Publication Date

2013

Abstract

Introduction: The decision to perform aortic valve replacement ( AVR ) or heart transplantation ( HTx ) for aortic stenosis ( AS ) with severe left ventricular dysfunction is difficult and may be affected by prior myocardial infarction ( MI ) and coronary artery disease ( CAD ). Methods: Patients who underwent AVR from 1988 to 2001 with left ventricular ejection fraction ( LVEF ) < 30% and severe AS ( aortic valve area [AVA] < 1.0 cm2; n = 51 ) were assessed for operative mortality, late survival, and predictors of outcome, and were compared with HTx. Subsequently, 131 patients with LVEF ≤35% who underwent AVR for critical AS ( AVA < 0.8 cm2 ) were evaluated. Results: In the first 51 patients, 3-year survival was 100% ± 0% with no CAD, and 45% ± 10% with CAD ( P < .05 ); 3-year survival was 88% ± 12% with no bypass, 73% ± 12% with one to two grafts, and 18% ± 11% with three grafts ( P < .01 ). Survival with HTx was 78% at 3 years. In the subsequent analysis of 131 patients, 90-day survivors were followed for a mean 4.6 ± 3.5 years.
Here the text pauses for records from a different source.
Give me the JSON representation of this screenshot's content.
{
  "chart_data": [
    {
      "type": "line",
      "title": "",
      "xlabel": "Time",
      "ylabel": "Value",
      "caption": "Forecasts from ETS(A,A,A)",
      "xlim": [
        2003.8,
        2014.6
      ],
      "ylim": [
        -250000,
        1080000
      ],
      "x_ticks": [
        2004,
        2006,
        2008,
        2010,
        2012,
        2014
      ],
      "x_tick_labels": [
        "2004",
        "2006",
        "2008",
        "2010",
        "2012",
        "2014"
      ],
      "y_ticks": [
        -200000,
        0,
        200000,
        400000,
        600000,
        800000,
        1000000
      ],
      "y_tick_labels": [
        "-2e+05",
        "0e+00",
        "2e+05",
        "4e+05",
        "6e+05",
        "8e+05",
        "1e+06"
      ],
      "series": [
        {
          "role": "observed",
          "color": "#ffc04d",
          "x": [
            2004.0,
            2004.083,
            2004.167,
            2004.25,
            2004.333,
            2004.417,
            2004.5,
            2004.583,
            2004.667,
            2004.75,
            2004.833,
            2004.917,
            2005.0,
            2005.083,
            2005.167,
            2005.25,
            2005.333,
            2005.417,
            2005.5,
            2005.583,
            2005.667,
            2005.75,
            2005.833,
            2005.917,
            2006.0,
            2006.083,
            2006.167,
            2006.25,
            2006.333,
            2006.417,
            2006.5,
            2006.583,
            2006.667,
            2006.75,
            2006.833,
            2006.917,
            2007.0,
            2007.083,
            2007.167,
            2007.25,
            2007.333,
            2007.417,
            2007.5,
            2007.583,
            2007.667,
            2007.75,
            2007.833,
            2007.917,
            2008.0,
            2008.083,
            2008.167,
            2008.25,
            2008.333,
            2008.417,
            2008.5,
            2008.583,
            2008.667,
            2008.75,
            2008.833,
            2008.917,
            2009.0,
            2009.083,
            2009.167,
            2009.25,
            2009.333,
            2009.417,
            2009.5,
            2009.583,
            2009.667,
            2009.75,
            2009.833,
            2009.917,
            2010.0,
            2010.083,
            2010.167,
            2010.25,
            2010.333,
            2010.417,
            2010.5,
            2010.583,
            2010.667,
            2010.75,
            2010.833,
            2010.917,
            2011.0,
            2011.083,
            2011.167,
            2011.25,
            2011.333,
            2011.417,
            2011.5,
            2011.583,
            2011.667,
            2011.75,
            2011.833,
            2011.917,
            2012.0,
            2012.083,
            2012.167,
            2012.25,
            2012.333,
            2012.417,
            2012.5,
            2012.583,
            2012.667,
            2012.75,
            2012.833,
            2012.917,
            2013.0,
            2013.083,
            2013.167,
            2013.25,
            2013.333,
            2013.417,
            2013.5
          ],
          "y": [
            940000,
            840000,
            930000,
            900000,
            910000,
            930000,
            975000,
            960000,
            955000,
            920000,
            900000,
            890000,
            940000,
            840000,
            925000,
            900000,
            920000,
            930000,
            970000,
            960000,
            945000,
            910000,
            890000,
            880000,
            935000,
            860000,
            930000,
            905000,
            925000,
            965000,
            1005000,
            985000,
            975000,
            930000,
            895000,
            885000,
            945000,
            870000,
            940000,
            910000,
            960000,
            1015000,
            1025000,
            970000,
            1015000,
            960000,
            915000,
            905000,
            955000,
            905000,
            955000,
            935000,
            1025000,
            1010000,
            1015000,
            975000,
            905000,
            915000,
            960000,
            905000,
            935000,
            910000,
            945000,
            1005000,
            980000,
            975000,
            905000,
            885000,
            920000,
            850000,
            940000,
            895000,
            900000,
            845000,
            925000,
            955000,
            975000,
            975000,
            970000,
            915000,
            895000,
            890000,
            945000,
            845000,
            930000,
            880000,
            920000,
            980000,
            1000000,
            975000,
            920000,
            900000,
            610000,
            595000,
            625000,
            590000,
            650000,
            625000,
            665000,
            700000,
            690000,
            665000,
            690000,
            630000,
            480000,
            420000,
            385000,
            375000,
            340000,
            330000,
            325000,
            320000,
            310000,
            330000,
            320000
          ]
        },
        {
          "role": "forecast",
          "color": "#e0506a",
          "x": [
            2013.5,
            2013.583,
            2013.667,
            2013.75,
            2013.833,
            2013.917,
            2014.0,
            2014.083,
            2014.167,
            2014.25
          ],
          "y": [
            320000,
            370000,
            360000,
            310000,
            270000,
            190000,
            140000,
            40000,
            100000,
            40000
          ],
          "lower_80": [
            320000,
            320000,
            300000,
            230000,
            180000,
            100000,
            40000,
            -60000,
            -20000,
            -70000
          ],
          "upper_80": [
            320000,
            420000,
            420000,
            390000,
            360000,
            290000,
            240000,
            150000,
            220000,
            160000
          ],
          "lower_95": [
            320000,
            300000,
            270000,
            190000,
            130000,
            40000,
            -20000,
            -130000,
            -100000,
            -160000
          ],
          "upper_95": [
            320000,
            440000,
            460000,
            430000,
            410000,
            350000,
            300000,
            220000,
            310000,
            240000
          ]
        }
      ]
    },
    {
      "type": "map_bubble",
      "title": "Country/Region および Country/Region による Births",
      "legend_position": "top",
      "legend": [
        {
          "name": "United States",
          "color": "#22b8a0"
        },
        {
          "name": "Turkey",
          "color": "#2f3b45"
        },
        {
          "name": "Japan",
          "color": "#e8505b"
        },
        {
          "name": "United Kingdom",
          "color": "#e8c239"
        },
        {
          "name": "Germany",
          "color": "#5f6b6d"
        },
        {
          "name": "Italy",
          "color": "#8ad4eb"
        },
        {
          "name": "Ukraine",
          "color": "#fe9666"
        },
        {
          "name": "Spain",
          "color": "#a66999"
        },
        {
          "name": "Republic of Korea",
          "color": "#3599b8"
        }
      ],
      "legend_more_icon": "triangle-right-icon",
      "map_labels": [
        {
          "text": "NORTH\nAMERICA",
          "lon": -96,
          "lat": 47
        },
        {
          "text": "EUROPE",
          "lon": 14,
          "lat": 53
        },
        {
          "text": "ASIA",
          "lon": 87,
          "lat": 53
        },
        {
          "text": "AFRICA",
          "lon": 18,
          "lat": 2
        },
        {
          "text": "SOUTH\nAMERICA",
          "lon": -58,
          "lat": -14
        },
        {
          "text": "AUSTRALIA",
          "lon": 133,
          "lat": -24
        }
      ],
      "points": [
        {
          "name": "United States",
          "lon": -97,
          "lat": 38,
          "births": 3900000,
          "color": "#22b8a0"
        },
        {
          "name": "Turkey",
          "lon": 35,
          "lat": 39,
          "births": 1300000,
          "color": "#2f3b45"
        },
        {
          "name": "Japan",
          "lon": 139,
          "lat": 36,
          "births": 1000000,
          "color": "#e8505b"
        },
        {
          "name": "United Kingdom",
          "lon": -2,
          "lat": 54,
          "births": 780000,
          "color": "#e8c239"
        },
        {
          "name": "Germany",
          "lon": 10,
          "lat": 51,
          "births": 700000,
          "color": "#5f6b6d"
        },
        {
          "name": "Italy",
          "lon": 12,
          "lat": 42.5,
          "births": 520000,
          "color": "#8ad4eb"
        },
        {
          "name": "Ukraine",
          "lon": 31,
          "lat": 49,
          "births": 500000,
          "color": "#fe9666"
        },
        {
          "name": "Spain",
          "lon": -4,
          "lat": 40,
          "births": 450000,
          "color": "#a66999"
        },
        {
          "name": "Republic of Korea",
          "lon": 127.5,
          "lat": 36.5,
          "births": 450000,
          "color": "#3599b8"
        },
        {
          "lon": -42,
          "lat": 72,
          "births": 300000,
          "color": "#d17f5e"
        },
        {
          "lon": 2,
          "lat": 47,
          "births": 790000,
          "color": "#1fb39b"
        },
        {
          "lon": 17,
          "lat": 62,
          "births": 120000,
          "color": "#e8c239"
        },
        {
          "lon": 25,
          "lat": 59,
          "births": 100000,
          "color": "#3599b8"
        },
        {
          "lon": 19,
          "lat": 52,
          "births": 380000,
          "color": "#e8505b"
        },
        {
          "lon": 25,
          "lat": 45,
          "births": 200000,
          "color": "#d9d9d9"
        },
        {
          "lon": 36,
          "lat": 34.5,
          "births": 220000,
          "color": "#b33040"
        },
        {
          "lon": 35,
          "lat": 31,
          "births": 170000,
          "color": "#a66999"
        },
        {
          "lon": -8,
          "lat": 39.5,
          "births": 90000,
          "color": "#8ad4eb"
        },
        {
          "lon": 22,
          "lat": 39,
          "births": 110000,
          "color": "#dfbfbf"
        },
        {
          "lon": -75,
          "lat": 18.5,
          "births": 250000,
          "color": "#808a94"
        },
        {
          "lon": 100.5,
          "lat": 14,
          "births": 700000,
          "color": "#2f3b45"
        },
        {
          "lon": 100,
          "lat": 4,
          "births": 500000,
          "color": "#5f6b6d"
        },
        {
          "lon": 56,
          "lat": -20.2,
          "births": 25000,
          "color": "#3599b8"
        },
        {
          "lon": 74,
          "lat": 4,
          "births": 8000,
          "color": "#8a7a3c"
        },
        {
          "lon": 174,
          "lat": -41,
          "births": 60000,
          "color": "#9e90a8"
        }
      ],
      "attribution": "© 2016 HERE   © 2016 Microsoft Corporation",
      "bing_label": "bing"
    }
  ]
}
Advanced age ( P = .001 ) was the only predictor of long-term mortality. LVEF improved from 28.5% ± 5.2% before AVR to 45.4% ± 13.2% at 1-month postoperatively ( P < .0001 ). New York Heart Association ( NYHA ) class III/IV decreased from 94.2% pre-AVR to 12.8% at 1 year ( P < .0001 ). Predictors of LVEF recovery were no previous MI ( P = .007 ) and higher AS gradient ( P = .03 ). Conclusions: In severe AS and LVEF < 30% with no concomitant CAD or with CAD requiring one to two bypass grafts, AVR has a survival equal to or exceeding that of HTx. In patients with CAD requiring more than two bypass grafts, survival is significantly reduced, and HTx can be considered.